William Storms has a true talent for intricately handwoven pieces. For 11 years, he’s been weaving his way through New York City and a smorgasbord of countries along the way. His passion and curiosity for the formula behind operating a loom is what sparks his design fire. Not only has he mastered the French technique of passementerie (decorative trimming such as tassels, braid, and fringing,) but has also studied 3D Print, code, and fiber optics. His work has been featured in Interiors Design Magazine and Apartment Therapy and he is now set to launch his new rug collection with Crosby Street Studios! Introducing this week’s Maker Monday, William Storms.

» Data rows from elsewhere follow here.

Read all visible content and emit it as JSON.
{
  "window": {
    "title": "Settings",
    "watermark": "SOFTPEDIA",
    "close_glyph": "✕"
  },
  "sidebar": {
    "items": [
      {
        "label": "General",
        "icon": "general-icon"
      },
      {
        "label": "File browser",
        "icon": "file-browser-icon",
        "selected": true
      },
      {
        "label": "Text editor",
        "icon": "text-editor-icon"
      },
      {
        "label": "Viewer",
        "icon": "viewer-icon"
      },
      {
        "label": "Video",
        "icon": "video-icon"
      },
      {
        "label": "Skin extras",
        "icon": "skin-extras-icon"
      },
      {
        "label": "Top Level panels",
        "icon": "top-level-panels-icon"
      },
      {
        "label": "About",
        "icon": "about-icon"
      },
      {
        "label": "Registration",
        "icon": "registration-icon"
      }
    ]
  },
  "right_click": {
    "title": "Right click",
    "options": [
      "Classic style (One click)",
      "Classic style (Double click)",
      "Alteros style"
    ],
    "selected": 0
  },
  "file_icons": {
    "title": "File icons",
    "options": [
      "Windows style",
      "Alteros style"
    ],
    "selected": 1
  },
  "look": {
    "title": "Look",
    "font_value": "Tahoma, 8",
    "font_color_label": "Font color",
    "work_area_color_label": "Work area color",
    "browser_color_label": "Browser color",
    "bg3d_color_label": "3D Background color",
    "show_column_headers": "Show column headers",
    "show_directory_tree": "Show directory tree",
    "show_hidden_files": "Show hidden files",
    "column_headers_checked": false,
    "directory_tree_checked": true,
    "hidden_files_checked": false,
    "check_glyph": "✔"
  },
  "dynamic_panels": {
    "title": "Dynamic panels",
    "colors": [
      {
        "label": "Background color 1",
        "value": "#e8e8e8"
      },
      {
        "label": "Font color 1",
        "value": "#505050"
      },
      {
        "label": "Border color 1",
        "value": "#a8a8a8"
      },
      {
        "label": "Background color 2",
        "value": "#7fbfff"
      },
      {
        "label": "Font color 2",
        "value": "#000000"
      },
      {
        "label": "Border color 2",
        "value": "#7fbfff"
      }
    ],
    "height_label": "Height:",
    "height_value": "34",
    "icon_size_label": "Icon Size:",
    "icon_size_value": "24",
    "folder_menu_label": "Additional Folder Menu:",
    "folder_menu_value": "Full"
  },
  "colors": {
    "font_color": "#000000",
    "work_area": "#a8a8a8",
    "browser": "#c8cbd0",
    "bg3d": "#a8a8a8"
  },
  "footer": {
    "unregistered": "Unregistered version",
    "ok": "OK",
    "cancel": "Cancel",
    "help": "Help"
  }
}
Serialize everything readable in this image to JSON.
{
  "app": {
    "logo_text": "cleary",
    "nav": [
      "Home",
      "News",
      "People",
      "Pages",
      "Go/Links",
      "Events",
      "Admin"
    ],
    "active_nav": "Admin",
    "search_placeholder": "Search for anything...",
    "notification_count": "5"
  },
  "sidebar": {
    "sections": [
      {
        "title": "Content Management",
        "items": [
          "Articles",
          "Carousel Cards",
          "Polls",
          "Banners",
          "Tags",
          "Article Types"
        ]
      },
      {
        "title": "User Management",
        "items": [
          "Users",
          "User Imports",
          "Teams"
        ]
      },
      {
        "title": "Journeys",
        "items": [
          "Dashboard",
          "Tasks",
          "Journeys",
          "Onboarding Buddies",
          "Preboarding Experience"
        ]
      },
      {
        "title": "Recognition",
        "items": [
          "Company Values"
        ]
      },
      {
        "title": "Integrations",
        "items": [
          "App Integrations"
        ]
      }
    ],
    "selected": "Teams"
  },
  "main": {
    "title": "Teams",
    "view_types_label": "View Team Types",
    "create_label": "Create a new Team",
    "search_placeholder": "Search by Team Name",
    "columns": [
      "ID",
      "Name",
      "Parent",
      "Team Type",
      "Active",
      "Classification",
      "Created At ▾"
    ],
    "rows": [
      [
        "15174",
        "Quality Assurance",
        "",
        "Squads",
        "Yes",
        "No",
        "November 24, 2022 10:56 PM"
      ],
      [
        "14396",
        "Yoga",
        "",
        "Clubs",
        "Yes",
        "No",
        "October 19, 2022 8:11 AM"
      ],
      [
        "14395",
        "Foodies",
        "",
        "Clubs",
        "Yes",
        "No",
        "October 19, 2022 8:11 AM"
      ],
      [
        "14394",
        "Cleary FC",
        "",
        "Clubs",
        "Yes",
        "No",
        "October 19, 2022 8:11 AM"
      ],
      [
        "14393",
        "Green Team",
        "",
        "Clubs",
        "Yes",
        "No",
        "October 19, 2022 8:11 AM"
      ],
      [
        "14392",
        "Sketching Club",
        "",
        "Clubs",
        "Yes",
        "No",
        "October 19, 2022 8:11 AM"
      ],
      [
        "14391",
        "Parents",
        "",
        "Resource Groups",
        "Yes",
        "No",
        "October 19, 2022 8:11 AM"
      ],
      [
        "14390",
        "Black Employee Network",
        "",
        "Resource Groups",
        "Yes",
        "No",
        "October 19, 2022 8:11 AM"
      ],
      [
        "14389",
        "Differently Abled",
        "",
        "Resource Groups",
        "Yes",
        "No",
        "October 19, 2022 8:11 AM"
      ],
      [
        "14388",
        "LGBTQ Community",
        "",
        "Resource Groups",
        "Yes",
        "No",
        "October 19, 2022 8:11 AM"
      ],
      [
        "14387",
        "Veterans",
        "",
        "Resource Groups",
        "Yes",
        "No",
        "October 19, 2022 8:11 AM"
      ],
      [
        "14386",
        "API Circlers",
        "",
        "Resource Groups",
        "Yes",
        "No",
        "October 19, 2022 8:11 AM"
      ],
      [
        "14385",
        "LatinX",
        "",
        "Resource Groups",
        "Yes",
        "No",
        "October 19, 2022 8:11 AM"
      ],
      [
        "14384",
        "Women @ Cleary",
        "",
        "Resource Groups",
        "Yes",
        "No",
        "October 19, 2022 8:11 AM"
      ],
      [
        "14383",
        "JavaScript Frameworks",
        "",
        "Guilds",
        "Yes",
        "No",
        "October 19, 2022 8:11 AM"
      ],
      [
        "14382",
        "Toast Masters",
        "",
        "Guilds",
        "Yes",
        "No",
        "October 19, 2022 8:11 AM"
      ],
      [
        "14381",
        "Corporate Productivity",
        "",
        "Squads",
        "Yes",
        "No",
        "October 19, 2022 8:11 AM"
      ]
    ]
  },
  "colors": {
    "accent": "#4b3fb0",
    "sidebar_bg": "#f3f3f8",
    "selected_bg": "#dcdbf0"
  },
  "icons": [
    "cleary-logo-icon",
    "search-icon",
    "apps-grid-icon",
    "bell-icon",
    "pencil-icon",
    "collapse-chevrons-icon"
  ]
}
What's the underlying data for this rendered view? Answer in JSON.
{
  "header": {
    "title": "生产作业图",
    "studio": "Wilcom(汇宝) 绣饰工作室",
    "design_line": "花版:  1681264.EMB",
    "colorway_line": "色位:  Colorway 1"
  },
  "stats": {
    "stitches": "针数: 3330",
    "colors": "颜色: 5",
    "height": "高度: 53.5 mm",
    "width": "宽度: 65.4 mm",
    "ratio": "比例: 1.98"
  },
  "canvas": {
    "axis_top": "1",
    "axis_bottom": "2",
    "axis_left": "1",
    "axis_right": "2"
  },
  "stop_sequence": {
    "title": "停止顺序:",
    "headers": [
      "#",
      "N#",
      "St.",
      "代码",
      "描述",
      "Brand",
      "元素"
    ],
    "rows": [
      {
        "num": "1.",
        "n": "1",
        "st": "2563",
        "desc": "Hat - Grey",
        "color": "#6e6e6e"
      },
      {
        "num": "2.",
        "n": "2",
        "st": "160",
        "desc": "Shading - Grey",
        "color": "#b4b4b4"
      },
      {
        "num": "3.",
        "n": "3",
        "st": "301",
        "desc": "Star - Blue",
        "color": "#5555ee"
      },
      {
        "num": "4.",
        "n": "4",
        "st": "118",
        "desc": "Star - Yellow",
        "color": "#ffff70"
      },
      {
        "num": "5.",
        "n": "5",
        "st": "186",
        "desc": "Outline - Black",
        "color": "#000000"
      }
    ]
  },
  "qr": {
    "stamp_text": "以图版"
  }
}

Williams’ approach to all of his creations is to handle each piece with a delicate labyrinthine. The majority of the materials he uses are wire and yarn, but he makes sure to focus on his pieces and to handle each one with care so the final product turns out impeccable.
Andrew Joseph: What’s a guilty pleasure you have?
William Storms: Watching Survivor while weaving! I don’t get it either but, gentle FYI – there are 40 seasons now.
Andrew: What are you most proud of?
William: Languages have seemed to come very easily to me, which almost certainly has something to do with my Math brain, but I am proud of what I’ve learned and equally excited to see what gets added to that list.
Passementerie is originally a french technique. It is the creation of decorative trims, which are created by hand manipulation. They typically consist of materials such as linen, cotton, hute, and synthetic bolo cord.
Andrew: What would your dream project or dream client be right now?
William: I’m hungry for custom projects; there is something enticing about filtering a client’s vision through my technical mind that I just haven’t gotten enough of, thus far. Collaboration is my favorite part of being a craftsman, and really important in Textiles.
Andrew: If you could live in any home in a movie or television series, what would it be?
William: Murder aside- I have dreams about the home in Ex-Machina… throw a loom in that brutalist, glass-walled, nature retreat and I’m there (and probably never leaving).
Andrew: If you had one more hour in the day what would you do with it?
William: Ride my bike from Bedstuy BK to Central Park, and back.
Experimentation is key in Williams’ work. Playing around in his studio with various techniques has led him to create such wonderful pieces. Photography by Jesse Meredeth.
Andrew: What’s inspiring you in life (in the industry) right now?
William: Seeing how drastically the Pandemic has shifted people’s relationship with their homes, and the awareness of that relationship. Comfort, Functionality and Tranquility in your space have suddenly become very important.
Andrew: Best advice you’d give your teenage self?
William: Confidence is quiet, and Insecurity is loud.
About The Maker | William Storms is a mathematically driven craftsman fortunate to have discovered the loom- whose work is “an ongoing effort to produce three-dimensional work in a traditionally two-dimensional world”.
Straddling the worlds of Art and Industry, Storms began his weaving career with a bespoke textile studio in Brooklyn, NY- where he was quickly introduced to the world of custom handweaving for the Interior Design Trade. This exposure to crafted, custom luxury became the foundation of his practice; working next as a Designer for a well-noted domestic Jacquard Mill. The continual focus on blending Craft and Custom Manufacturing is a staple in Storms’ body of work, as both a Designer and an Artist.
From his debut collection with Crosby Street Studios, Bullet Rugs with artist Raul Martinez, and New York Textile Month’s exhibition “CONSTRUCTION” with fellow contemporary Molly Haynes, Storms’ playful combination of structure and material provide a rhythmically stimulating landscape for the eye. With a BFA from NYC’s Fashion Institute of Technology, William’s work has thus far brought him the opportunity to be classically trained at ENSCI- Les Ateliers in Paris, FR and weave with communities surrounding Chimaltenango, GT.